I’m writing this during a pandemic. This pandemic is directly related to globalisation, the virus started in one country, aviation continued despite the virus and before we knew it, the virus spread to the rest of the world and a pandemic was declared. One year later the pandemic is still here and the science is telling us that this is only one pandemic; more will follow. The fact is the way we use the planet needs to change. At this stage in our climate emergency I would say the performance that requires international travel with planet heating emissions is socially irresponsible. I hope music performance becomes disentangled from individual dreams of conquering the entire earth, and instead live music gets more embedded within the local community. Integration, not elevation. Perhaps we could be more inclusive if we musicians choose to enable that ourselves - whether we are amateurs or the next Martha Argerich - if we choose performance models that are also sustainable. I’d like to see more musicians make a type of revolution, an explosion for new audiences in natural settings; salons (people’s houses in the street in which you live), indoor and outdoor community spaces. Pass the hat around after the performance and you’d probably get more money if you regularly performed like this than from the number of yearly concerts you were playing before the pandemic.

Do you think that the musician today needs to be more creative? What is the role of creativity in the musical process for you?

Without creativity there is no musical process. I try not to tell the same story twice in my compositions so I look for different source triggers for my projects. It’s important for me to challenge myself. When I began composing I turned to paintings, memories of how things made me feel, ideas within correspondence with scientists and so on. In 2011 I decided to exclusively focus on environmental issues, using science to drive compositional thought. This gradually led different ways of integrating debate and audience discussion within new composition projects and let me to found ClimateKeys, a global initiative with a no-fly policy to stimulate audience engagement with action on climate change. Scores of creative musicians joined the initiative and developed unique concert programmes treating audiences to a new type of concert.

Do you think we as musicians can do something to attract the younger generation to music concerts? How would you do this?

Maybe playing music predominantly by lesser-known and unknown composers would change things.

Tell us about your creative process. What is your favorite piece (written by you) and how did you start working on it?

When I write, I try to open myself to the possibility that that the music is in the piano waiting to be found. I recently performed the first section of a current composition ‘And Breathe’ - it’s currently my favourite work; my partner asks me to play it to him every day and I’m enjoying getting to know it.

Can you give some advice for young people who want to discover classical music for themselves?

Find out about the composer’s life, know something about their personality and experiences so their music feels less remote.

Do you think about the audience when composing?

When I’m pleased with a piece I usually wonder if the audience will get what I’ve done in the way that I get it. Apart from that, I used to be terrified of the audience but that has gone thankfully.

What projects are coming up? Do you experiment in your projects?

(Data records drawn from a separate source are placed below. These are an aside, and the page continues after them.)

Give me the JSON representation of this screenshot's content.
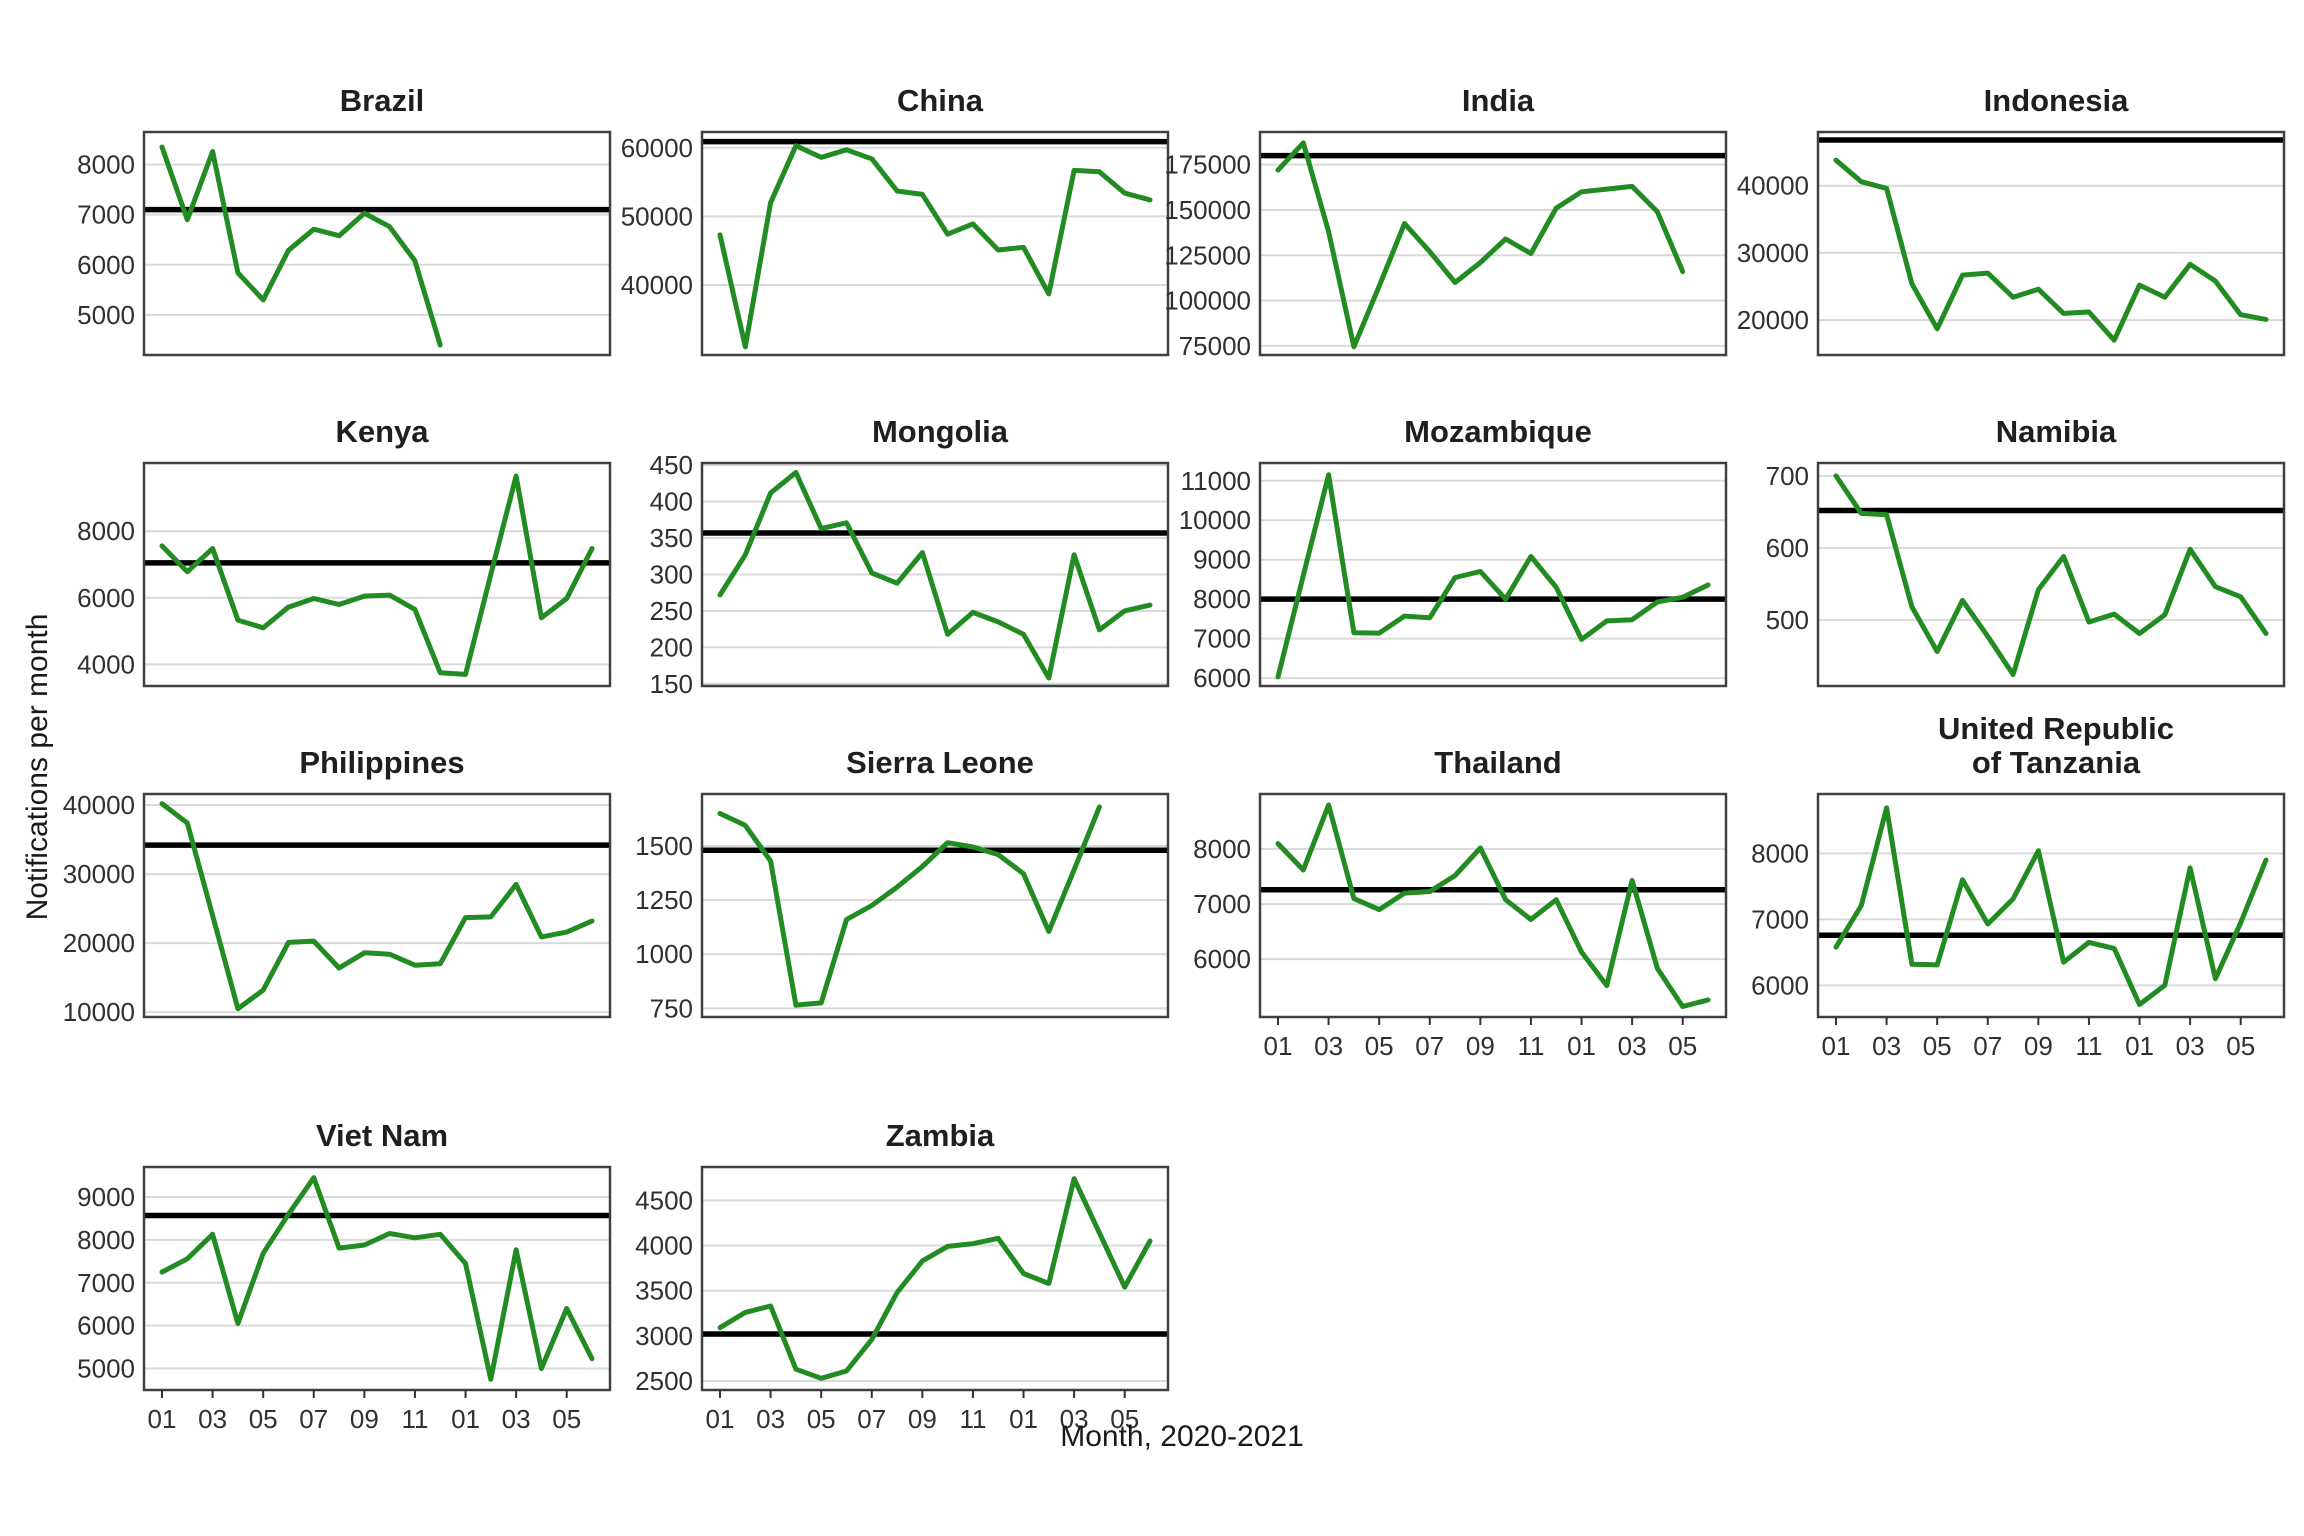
{
  "chart_data": {
    "type": "line",
    "x_label": "Month, 2020-2021",
    "y_label": "Notifications per month",
    "x_tick_labels": [
      "01",
      "03",
      "05",
      "07",
      "09",
      "11",
      "01",
      "03",
      "05"
    ],
    "x_slots": 18,
    "legend": "none",
    "grid": "horizontal-only",
    "colors": {
      "series": "#228B22",
      "reference": "#000000",
      "gridline": "#d9d9d9",
      "panel_border": "#404040",
      "tick_text": "#303030"
    },
    "series_note": "green line = monthly notifications; black horizontal line = pre-pandemic reference level",
    "facets": [
      {
        "name": "Brazil",
        "ref": 7100,
        "ylim": [
          4200,
          8650
        ],
        "y_ticks": [
          5000,
          6000,
          7000,
          8000
        ],
        "values": [
          8350,
          6900,
          8260,
          5840,
          5300,
          6290,
          6710,
          6580,
          7030,
          6760,
          6080,
          4400
        ],
        "show_x": false
      },
      {
        "name": "China",
        "ref": 60900,
        "ylim": [
          29800,
          62300
        ],
        "y_ticks": [
          40000,
          50000,
          60000
        ],
        "values": [
          47300,
          31000,
          52000,
          60300,
          58600,
          59700,
          58400,
          53700,
          53200,
          47400,
          48900,
          45100,
          45500,
          38700,
          56700,
          56500,
          53400,
          52400
        ],
        "show_x": false
      },
      {
        "name": "India",
        "ref": 180000,
        "ylim": [
          70000,
          193000
        ],
        "y_ticks": [
          75000,
          100000,
          125000,
          150000,
          175000
        ],
        "values": [
          172000,
          187000,
          138000,
          74500,
          108000,
          142500,
          127000,
          110000,
          121000,
          134000,
          126000,
          151000,
          160000,
          161500,
          163000,
          149000,
          116000
        ],
        "show_x": false
      },
      {
        "name": "Indonesia",
        "ref": 46800,
        "ylim": [
          14800,
          48000
        ],
        "y_ticks": [
          20000,
          30000,
          40000
        ],
        "values": [
          43800,
          40600,
          39600,
          25400,
          18700,
          26700,
          27000,
          23400,
          24600,
          21000,
          21200,
          17000,
          25200,
          23400,
          28300,
          25800,
          20800,
          20100
        ],
        "show_x": false
      },
      {
        "name": "Kenya",
        "ref": 7050,
        "ylim": [
          3350,
          10050
        ],
        "y_ticks": [
          4000,
          6000,
          8000
        ],
        "values": [
          7560,
          6780,
          7480,
          5330,
          5100,
          5720,
          5980,
          5800,
          6050,
          6080,
          5650,
          3750,
          3700,
          6700,
          9660,
          5400,
          5980,
          7480
        ],
        "show_x": false
      },
      {
        "name": "Mongolia",
        "ref": 357,
        "ylim": [
          147,
          453
        ],
        "y_ticks": [
          150,
          200,
          250,
          300,
          350,
          400,
          450
        ],
        "values": [
          272,
          327,
          412,
          440,
          363,
          371,
          302,
          288,
          330,
          218,
          248,
          235,
          218,
          158,
          327,
          224,
          250,
          258
        ],
        "show_x": false
      },
      {
        "name": "Mozambique",
        "ref": 8000,
        "ylim": [
          5800,
          11450
        ],
        "y_ticks": [
          6000,
          7000,
          8000,
          9000,
          10000,
          11000
        ],
        "values": [
          6030,
          8600,
          11150,
          7150,
          7140,
          7570,
          7530,
          8550,
          8700,
          8000,
          9080,
          8300,
          6980,
          7450,
          7480,
          7930,
          8050,
          8360
        ],
        "show_x": false
      },
      {
        "name": "Namibia",
        "ref": 652,
        "ylim": [
          408,
          718
        ],
        "y_ticks": [
          500,
          600,
          700
        ],
        "values": [
          700,
          648,
          646,
          518,
          456,
          527,
          477,
          424,
          542,
          588,
          497,
          508,
          481,
          507,
          598,
          546,
          532,
          481
        ],
        "show_x": false
      },
      {
        "name": "Philippines",
        "ref": 34200,
        "ylim": [
          9300,
          41600
        ],
        "y_ticks": [
          10000,
          20000,
          30000,
          40000
        ],
        "values": [
          40200,
          37400,
          24000,
          10500,
          13200,
          20100,
          20300,
          16400,
          18600,
          18400,
          16800,
          17000,
          23700,
          23800,
          28500,
          20900,
          21600,
          23200
        ],
        "show_x": false
      },
      {
        "name": "Sierra Leone",
        "ref": 1480,
        "ylim": [
          710,
          1740
        ],
        "y_ticks": [
          750,
          1000,
          1250,
          1500
        ],
        "values": [
          1650,
          1595,
          1430,
          765,
          775,
          1160,
          1225,
          1310,
          1405,
          1515,
          1495,
          1460,
          1372,
          1105,
          1390,
          1680
        ],
        "show_x": false
      },
      {
        "name": "Thailand",
        "ref": 7260,
        "ylim": [
          4950,
          9000
        ],
        "y_ticks": [
          6000,
          7000,
          8000
        ],
        "values": [
          8100,
          7620,
          8800,
          7100,
          6900,
          7200,
          7230,
          7520,
          8020,
          7080,
          6720,
          7080,
          6130,
          5520,
          7430,
          5830,
          5140,
          5260
        ],
        "show_x": true
      },
      {
        "name": "United Republic\nof Tanzania",
        "ref": 6760,
        "ylim": [
          5520,
          8900
        ],
        "y_ticks": [
          6000,
          7000,
          8000
        ],
        "values": [
          6580,
          7210,
          8690,
          6320,
          6310,
          7600,
          6930,
          7310,
          8040,
          6350,
          6650,
          6560,
          5710,
          6000,
          7780,
          6100,
          6950,
          7900
        ],
        "show_x": true
      },
      {
        "name": "Viet Nam",
        "ref": 8570,
        "ylim": [
          4500,
          9700
        ],
        "y_ticks": [
          5000,
          6000,
          7000,
          8000,
          9000
        ],
        "values": [
          7250,
          7560,
          8130,
          6050,
          7690,
          8600,
          9450,
          7810,
          7880,
          8150,
          8050,
          8130,
          7450,
          4750,
          7770,
          5000,
          6400,
          5230
        ],
        "show_x": true
      },
      {
        "name": "Zambia",
        "ref": 3020,
        "ylim": [
          2400,
          4870
        ],
        "y_ticks": [
          2500,
          3000,
          3500,
          4000,
          4500
        ],
        "values": [
          3090,
          3260,
          3330,
          2630,
          2530,
          2610,
          2960,
          3480,
          3830,
          3990,
          4020,
          4080,
          3690,
          3580,
          4740,
          4140,
          3540,
          4050
        ],
        "show_x": true
      }
    ]
  }
}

I’m making short music films for a couple of different projects; one is for a COP26 event being organised by the UK Consulate in Boston, Massachusetts. I’m also writing for a new solo concert series - Piano Under The Stars. Maybe distant civilisations can tune in if they happen to find Earth through their telescopes. I’m planning to travel by van in my pop-up piano stage, performing on an electric piano powered by a solar battery to remote communities off the beaten track. The donations I get will go towards converting the van to electric. I want to have the chance to speak with audiences who happen to chance upon these unpublicised concerts. It’s important to talk to keep making community around navigating the most insidious threat of a 2+ Degree world.